You want to know something funny? I’ve talked a lot on this blog about the lack of a meaning of “home” for me. I even contributed my take on what home is for an art project last year, declaring that “home,” for me, was on the road. After all, home is tough to define. I lived in 5 cities and 10 houses by the time I finished high school, so what is home?

Well, I have a confession to make. I realized that I was wrong.

See, up until last week, my parents lived in the same house they’d lived in since my freshman year of high school (9th grade), always being in a familiar place to come back to. I may have lived in 3 apartments during my 5 years in New York City, but still they were there. Even as I found myself bouncing all over the world over the past couple of years, that room I once lived in that I knew so well was still there for me.

I didn’t make it back much, but when I did, there was always comfort in that familiar environment. Comfort, and memories…

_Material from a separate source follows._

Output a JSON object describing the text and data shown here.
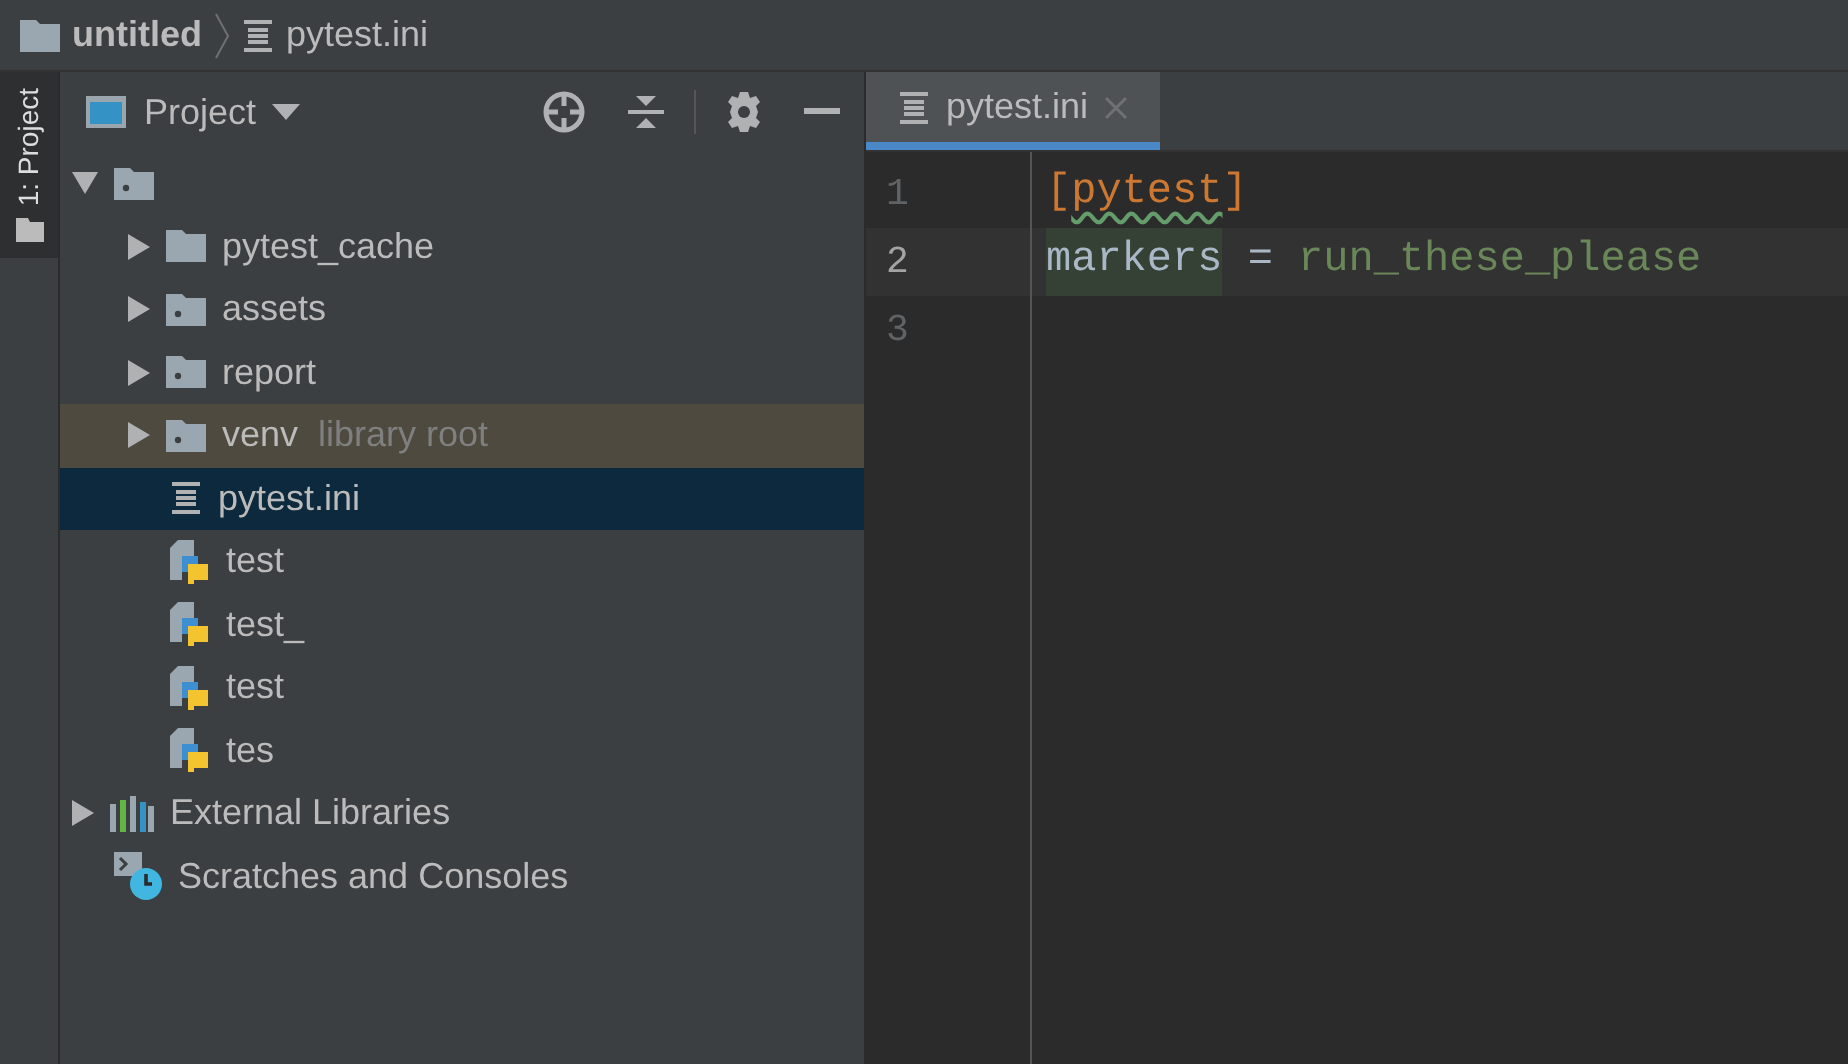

I grew up in that house, spending nearly the entirety of my high school years there.  Pets lived and died there. My grandmother, who I so adored, also passed away there. Memories of my adolescence stood within its four walls. The great view from the back yard. Counting the planes lining up to land while chilling in the hot tub. The stunning sunrises on the way to school.

And you know what the sad part was? I didn’t realize just how much I loved this house until it was too late.

My parents sold the house several months ago and the closing date always loomed up ahead as some far off day in the future. Even with the packing frenzy going on, it never really seemed real. That is, until the morning before the closing, when my parents and I would all go our separate ways, never to set foot in that house again.

Walking out that front door, I found myself totally overcome with emotion, fighting back tears as I said my goodbyes. It wasn’t that I was leaving my parents…I’m very used to that process. It was that I was leaving this house with the knowledge that I would never see it again…

Right then I got it. I had a “home” all along and this was it. The familiarity and the comfort were gone. And isn’t that really what home is? Sure, there’s that saying, “Home is where the heart is,” and that may be true. But nothing will ever really replace the significance that this particular house had for me.

I may very well find another “home,” but what if I don’t realize it until it’s too late again?

What about you?

Have you left your childhood home for good? What was your experience?